Das ist wie eine Partitur, die man geschrieben hat. Man löst Emotionen aus, die man auslösen will und das ist einfach das Größte. Als Cartoonist sitzt man ja eher zu Hause und ist für sich. Klar bekommt man die Likes im Netz und sieht, dass Millionen Menschen ein Video geguckt haben. Aber vor Publikum zu stehen, das laut über deine Arbeit lacht – das ist Hammer, superschön.
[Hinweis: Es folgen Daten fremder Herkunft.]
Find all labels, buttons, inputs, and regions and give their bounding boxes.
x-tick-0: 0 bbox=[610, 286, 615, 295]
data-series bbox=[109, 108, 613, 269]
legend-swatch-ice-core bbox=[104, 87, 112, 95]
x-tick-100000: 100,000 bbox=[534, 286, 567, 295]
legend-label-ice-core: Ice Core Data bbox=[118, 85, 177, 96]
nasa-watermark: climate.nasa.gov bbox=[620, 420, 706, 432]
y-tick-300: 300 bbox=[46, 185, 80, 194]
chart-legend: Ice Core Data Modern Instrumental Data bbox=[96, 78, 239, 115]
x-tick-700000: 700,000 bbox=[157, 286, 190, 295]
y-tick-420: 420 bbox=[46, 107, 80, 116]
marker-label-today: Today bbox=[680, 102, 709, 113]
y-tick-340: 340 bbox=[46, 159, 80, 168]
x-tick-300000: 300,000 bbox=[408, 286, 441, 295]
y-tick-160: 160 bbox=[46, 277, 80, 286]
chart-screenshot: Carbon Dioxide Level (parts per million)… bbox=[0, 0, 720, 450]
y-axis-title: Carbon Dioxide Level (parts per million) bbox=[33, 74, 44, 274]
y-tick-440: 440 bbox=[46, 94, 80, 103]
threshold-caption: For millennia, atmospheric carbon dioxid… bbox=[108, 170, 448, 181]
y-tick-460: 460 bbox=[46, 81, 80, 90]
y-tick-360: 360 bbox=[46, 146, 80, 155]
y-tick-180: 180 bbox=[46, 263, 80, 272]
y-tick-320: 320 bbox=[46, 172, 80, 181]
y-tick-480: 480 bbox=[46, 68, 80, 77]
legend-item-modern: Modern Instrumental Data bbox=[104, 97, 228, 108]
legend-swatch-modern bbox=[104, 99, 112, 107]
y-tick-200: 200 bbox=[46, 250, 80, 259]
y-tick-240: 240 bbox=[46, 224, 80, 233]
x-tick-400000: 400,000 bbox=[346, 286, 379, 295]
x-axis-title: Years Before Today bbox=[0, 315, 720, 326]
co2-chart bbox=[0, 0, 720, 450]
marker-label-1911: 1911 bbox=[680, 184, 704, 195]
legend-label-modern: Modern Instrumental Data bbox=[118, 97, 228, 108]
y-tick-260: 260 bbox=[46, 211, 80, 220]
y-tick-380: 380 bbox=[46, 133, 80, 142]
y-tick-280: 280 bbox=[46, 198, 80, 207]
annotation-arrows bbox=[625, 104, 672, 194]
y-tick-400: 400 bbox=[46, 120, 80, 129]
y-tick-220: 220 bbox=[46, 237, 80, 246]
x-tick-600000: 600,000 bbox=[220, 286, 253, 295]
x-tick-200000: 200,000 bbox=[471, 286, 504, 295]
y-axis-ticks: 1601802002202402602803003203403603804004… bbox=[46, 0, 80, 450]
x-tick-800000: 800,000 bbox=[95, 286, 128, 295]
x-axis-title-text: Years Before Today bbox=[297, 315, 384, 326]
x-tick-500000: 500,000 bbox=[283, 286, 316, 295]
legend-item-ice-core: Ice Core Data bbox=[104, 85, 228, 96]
Man nennt Sie Comiczeichner, Cartoonist, Autor, sogar Fachmann für Ein-Bild-Witze… Was sind Sie eigentlich?
Komiker. Ich bringe Leute zum Lachen. Mein Job ist es, Menschen zu unterhalten. Im besten Fall mit Humor. Angefangen habe ich als Ideenlieferant für professionelle Comiczeichner. Dann habe ich selbst Comics veröffentlicht, habe Cartoons entwickelt und eine Live-Show. Deswegen sage ich der Einfachheit halber: Komiker. Ein Vorbild von mir ist Loriot. Der hat auch mit Ein-Bild-Witzen angefangen.

Warum wollen Sie Leute zum Lachen bringen?
Weil ich das gut kann. Letztlich aus purem Egoismus: Es macht mir großen Spaß, Leute lachen zu sehen, weil ich dann selbst lachen muss. Egal ob als Spaßvogel in der Klasse, im Sportverein oder auf einer Party. Schon als ich in die Schule kam, habe ich immer Quatsch gemacht, und die Leute haben darüber gelacht. Das nennt man wohl komisches Talent.

Komisches Talent ist das eine – heute verdienen Sie Ihren Lebensunterhalt damit. Wie ist das passiert?
Mit 14 Jahren habe ich meinen ersten Scheck dafür bekommen, dass ich mir Geschichten ausgedacht habe. Da war ein Comiczeichnerteam, dem ich schon mit neun Jahren Leserbriefe geschickt habe. Die haben mir bestätigt, dass ich Talent habe. Fünf Jahre später kam dieser Scheck, weil sie Ideen von mir gut fanden. Das war wahrscheinlich der größte Erfolg, den ich jemals in meinem Leben hatte. (Lacht.) Ab dem Moment wurde das, was ich mache, ernstgenommen.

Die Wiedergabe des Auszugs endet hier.